“The world of EJOs (Environmental Justice Organisations) has come to exist because of the many conflicts caused by the increase of social metabolism and global inequalities of power and income. These have resulted in injustices in access to natural resources and in the burdens of pollution. EJOs were not born from reading books but have produced their own books (and documentaries) as byproducts of their activism. The EJ movements respond to and express the conflicts that arise from the clash between economic growth and the environment as a source of livelihoods and as a site of cultural values.”
With that, 18 authors – most of them collaborators in EJOLT- conclude a peer reviewed paper on the nexus between science and activism. The paper was written by Joan Martinez-Alier, Isabelle Anguelovski, Patrick Bond, Daniela Del Bene, Federico Demaria, Julien-Francois Gerber, Lucie Greyl, Willi Haas, Hali Healy, Victoria Marín-Burgos, Godwin Ojo, Marcelo Firpo Porto, Leida Rijnhout, Beatriz Rodríguez-Labajos, Joachim Spangenberg, Leah Temper, Rikard Warlenius and Ivonne Yánez and has been published in the Journal of Political Ecology, vol 21: 19-60.
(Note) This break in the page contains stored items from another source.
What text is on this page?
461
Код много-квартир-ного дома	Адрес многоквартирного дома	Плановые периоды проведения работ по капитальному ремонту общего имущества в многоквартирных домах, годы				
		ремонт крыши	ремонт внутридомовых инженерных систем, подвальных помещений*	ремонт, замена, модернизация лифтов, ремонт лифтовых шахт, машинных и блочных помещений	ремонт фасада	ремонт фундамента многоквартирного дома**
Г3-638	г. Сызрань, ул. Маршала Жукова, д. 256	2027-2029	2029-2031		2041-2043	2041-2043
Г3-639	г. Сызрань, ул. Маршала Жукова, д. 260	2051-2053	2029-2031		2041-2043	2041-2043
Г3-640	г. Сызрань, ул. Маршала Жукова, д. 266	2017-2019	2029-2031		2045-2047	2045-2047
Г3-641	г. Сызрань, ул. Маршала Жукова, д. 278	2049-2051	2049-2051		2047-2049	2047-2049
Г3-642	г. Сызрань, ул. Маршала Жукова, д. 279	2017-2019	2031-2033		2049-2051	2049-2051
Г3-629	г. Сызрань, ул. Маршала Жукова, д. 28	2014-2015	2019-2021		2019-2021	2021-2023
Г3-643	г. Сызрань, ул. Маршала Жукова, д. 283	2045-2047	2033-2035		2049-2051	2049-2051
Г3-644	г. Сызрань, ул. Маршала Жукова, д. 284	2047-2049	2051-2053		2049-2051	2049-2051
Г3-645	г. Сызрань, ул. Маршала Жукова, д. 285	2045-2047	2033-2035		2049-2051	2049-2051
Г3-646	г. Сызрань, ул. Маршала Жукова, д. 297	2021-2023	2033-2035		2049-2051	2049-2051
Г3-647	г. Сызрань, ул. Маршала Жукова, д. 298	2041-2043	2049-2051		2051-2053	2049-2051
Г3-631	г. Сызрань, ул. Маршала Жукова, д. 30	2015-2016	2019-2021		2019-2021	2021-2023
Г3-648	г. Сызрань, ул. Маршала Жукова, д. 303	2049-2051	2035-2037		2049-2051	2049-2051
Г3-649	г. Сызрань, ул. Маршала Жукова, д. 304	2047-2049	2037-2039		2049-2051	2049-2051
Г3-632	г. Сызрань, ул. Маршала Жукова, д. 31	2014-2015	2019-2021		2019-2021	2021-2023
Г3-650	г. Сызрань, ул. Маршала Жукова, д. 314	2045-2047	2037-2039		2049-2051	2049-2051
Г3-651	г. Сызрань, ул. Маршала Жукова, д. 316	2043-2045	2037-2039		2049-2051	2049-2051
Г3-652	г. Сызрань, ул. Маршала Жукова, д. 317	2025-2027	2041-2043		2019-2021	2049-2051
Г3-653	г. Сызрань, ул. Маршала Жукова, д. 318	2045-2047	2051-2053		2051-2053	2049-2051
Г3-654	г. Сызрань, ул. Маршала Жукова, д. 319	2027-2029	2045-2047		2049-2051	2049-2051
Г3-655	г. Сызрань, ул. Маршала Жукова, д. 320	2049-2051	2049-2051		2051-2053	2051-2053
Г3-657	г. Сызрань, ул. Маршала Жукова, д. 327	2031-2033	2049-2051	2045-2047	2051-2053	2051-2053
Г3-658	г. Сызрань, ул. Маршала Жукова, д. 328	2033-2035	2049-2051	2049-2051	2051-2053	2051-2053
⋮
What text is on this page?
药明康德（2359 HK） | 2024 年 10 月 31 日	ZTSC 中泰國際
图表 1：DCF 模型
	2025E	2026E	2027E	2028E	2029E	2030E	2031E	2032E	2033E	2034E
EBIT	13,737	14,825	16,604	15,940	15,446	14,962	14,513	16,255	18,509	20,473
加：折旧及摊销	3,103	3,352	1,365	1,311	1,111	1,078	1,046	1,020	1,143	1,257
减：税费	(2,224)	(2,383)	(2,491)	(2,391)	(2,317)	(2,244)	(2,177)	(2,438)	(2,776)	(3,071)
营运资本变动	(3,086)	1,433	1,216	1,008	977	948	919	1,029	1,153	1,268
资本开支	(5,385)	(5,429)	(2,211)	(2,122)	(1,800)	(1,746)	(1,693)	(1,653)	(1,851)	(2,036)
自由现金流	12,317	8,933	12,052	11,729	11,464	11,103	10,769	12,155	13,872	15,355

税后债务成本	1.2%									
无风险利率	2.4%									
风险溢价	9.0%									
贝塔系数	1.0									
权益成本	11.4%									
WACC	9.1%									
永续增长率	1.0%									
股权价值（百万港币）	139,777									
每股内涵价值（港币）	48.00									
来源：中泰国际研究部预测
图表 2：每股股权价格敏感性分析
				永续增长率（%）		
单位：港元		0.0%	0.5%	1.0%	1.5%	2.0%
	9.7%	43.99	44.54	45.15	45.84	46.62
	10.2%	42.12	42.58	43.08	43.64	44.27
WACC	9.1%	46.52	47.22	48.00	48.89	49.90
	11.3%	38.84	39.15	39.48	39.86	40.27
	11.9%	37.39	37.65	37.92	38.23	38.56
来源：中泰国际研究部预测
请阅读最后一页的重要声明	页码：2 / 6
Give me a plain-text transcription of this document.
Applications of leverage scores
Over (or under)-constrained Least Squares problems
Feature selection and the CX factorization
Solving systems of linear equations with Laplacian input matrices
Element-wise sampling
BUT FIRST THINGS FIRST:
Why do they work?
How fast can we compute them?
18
In their own battles and strategy meetings since the early 1980s, EJOs (environmental justice organizations) and their networks have introduced several concepts to political ecology that have also been taken up by academics and policy makers. In this paper, we explain the contexts in which such notions have arisen, providing definitions of a wide array of concepts and slogans related to environmental inequities and sustainability, and explore the connections and relations between them. These concepts include: environmental justice, ecological debt, popular epidemiology, environmental racism, climate justice, environmentalism of the poor, water justice, biopiracy, food sovereignty, “green deserts”, “peasant agriculture cools downs the Earth”, land grabbing, Ogonization and Yasunization, resource caps, corporate accountability, ecocide, and indigenous territorial rights, among others. We examine how activists have coined these notions and built demands around them, and how academic research has in turn further applied them and supplied other related concepts, working in a mutually reinforcing way with EJOs. We argue that these processes and dynamics build an activist-led and co-produced social sustainability science, furthering both academic scholarship and activism on environmental justice.